Trans manauara sofre agressão e preconceito no mês mais ‘comemorativo’ do movimento LGBTQIA+
02 de março de 2021
20:03
Priscilla Peixoto – Da Revista Cenarium
MANAUS – “Eu vou sempre me envolver em causa LGBTQIA+, a violência não vai me parar”, afirmou a transexual Juma Manauara, em relato exclusivo à REVISTA CENARIUM nesta terça feira, 2, que foi violentamente agredida na semana passada nas ruas de Campinas, interior de São Paulo.
De acordo com a manauara que mora em São Paulo há pouco mais de um ano, o episódio transfóbico aconteceu após ela e um amigo saírem do expediente de trabalho, para aproveitar um happy hour.
“Paramos em um bar para tomarmos uma cerveja como de costume e quando estávamos voltando para o terminal de Campinas, quatro homens começaram a fazer piadas e nos chamar de viadinhos e gayzinhos. Nos expulsaram e impediram que entrássemos no terminal”, explicou Juma.
Dados da violência
O Brasil é o país que mais mata trans no mundo de acordo com uma pesquisa realizada em pela Associação Nacional de Travesti e Transexuais (Antra) em 2019, apenas no primeiro semestre de 2020, 89 transgêneros foram assassinados no Brasil, o que significou um aumento de 39% se comparado ao mesmo período de 2019.
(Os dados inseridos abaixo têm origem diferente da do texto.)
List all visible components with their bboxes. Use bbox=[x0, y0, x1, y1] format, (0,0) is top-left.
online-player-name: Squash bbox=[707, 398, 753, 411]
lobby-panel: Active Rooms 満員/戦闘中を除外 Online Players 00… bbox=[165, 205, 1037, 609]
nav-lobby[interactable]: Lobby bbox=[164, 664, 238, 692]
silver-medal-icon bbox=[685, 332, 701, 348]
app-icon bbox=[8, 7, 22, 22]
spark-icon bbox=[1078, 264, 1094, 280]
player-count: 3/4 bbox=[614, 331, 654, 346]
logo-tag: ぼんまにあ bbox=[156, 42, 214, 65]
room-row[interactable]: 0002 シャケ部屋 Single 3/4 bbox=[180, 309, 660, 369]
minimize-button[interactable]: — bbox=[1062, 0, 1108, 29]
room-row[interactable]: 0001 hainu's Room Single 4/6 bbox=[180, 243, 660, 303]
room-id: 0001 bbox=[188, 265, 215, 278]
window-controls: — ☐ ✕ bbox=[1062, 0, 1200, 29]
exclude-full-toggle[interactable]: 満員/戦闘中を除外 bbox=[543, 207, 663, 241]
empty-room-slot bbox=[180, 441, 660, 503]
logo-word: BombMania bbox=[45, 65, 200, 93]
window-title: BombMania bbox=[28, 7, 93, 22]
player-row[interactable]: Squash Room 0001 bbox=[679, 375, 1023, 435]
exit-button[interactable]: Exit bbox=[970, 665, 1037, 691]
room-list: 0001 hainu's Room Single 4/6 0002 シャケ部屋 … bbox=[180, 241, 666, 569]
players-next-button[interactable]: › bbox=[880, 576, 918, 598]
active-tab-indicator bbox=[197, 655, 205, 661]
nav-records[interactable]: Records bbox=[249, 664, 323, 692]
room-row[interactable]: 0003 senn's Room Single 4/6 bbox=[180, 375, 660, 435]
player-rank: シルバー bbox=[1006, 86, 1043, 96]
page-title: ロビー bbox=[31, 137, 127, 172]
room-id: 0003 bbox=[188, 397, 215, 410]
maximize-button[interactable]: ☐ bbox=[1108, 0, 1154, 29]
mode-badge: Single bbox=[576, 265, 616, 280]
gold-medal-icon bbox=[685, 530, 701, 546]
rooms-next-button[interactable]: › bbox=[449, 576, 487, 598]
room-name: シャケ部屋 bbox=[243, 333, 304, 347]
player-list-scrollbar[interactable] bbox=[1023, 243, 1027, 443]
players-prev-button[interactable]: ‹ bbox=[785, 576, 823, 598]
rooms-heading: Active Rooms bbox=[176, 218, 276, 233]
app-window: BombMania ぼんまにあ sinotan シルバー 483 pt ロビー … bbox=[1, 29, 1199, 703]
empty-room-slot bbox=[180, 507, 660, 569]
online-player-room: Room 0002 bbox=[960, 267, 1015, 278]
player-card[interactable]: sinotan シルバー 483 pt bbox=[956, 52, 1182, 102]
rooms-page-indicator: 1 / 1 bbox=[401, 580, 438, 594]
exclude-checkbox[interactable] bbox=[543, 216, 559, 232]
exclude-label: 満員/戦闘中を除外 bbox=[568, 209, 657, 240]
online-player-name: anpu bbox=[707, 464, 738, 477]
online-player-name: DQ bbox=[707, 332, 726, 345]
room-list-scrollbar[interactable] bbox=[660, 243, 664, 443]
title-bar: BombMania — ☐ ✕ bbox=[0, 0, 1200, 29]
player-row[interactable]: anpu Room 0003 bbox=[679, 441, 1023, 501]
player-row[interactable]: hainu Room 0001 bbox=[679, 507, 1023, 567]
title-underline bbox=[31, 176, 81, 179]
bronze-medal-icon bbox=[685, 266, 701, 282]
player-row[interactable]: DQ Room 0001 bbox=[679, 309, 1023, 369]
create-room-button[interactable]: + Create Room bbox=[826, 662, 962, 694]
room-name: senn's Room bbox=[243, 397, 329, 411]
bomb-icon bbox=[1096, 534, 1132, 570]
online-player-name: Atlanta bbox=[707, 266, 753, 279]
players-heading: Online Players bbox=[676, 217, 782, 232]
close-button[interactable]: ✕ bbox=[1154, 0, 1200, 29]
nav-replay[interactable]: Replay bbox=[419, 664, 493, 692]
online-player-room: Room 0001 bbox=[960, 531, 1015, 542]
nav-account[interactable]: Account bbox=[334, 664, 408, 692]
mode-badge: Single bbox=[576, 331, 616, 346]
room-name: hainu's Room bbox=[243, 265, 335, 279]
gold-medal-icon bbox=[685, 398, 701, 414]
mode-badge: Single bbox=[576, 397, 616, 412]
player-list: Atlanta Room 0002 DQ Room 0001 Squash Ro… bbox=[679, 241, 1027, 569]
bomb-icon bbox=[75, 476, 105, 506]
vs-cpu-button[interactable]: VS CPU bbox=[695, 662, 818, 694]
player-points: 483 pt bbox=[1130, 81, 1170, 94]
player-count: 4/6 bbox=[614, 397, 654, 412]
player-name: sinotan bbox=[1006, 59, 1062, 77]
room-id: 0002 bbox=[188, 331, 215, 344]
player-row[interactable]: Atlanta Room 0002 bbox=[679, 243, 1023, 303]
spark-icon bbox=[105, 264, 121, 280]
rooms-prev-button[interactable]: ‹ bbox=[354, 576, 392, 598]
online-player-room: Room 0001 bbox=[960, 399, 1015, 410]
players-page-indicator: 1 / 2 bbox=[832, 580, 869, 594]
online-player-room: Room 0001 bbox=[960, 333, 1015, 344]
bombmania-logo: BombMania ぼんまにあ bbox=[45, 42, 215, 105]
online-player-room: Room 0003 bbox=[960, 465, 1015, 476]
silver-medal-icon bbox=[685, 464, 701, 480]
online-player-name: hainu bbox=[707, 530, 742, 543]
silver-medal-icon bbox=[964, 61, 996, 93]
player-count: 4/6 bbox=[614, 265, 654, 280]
O ano de 2020 teve o total de 175 travestis e mulheres transexuais assassinadas resultando em um índice de 41% a mais que o ano de 2019, fazendo do ano passado, um ano marcado pelo sangue de vítimas da comunidade trans.
A violência sofrida por Juma, tão próximo ao mês mês de março, que dentre tantas datas importantes, é marcado pelo Dia Nacional do Orgulho Gay e o Dia Internacional da Visibilidade Trans, mostra que apesar de tantas lutas e buscas pela igualdade, acolhimento e respeito, os casos graves de transfobia e homofobia se perpetuam em um país estruturalmente machista e conservador.
Descaso e transfobia
Após ser espancada com uma barra de ferro e ficar desacordada, a trans foi socorrida com fortes sangramentos e conta que, mesmo sendo vítima de agressores homofóbicos, sentiu na pele o descaso de quem presenciou a cena de ataque.
“O mais triste é meu amigo André contar que após o meu desmaio ele ficou em desespero tentando emprestar ao menos um celular de alguém, para chamar a ambulância, pois o meu aparelho foi quebrado com as agressões, e ninguém, absolutamente ninguém se dispôs a ajudar”, lamentou Juma.
“Nem mesmo o Corpo de Bombeiros que ficava próximo ao fato não se prestou a ajudar e muito tempo depois uma moça se compadeceu da situação nos ajudou”, detalhou Manauara.
Trajetória e causas sociais
Juma Manauara é artista e desde pequena já demonstrava talentos para várias vertentes das artes. Nascida em Manaus, partiu em 2019 para Campinas, para viver em busca de acolhimento e dos próprios sonhos.
“Sou artista, sou compositora e cantora, participei de vários concursos e ganhei alguns. Sai de casa em busca dos meus objetivos, em busca de espaço e por não aceitar mais a homofobia que eu sofria por pessoas próximas e pelos meus familiares”, revela Juma.
Ela explica que o nome social, Juma Manauara, foi escolhido por conta de ancestralidade e do contato com a tribo Juma quando criança. Ela afirma que o nome Manauara simboliza o orgulho de sua origem amazônida.
Atualmente Juma trabalha em uma Rede de Apoio a pessoas em situação de vulnerabilidade social, onde cuida especificamente de idosos que tiveram uma história de vida marcada pela violência, ou que passaram pelo manicômio e receberam tratamento de choque.
Envolvimento
O objetivo é reintegrar essas pessoas à sociedade ou ao menos garantir que elas tenham uma passagem de vida digna. Além da arte, ela sempre procura se envolver em causas sociais e temáticas LGBTQIA+ onde alega ser o momento que se descobre enquanto pessoa e enquanto trans em constante desconstrução e reconstrução.
Após registrar boletim de ocorrência e abalada com a violência sofrida, Juma postou nas redes sociais um desabafo comovente, em que afirma que as mortes de pessoas trans viram piadas em um país como o Brasil e questiona.
“Provavelmente não serei a última, estou sozinha? Vou conseguir viver? Seguir em frente? São questionamentos que tenho feito desde que acordei do espancamento”, escreveu Juma.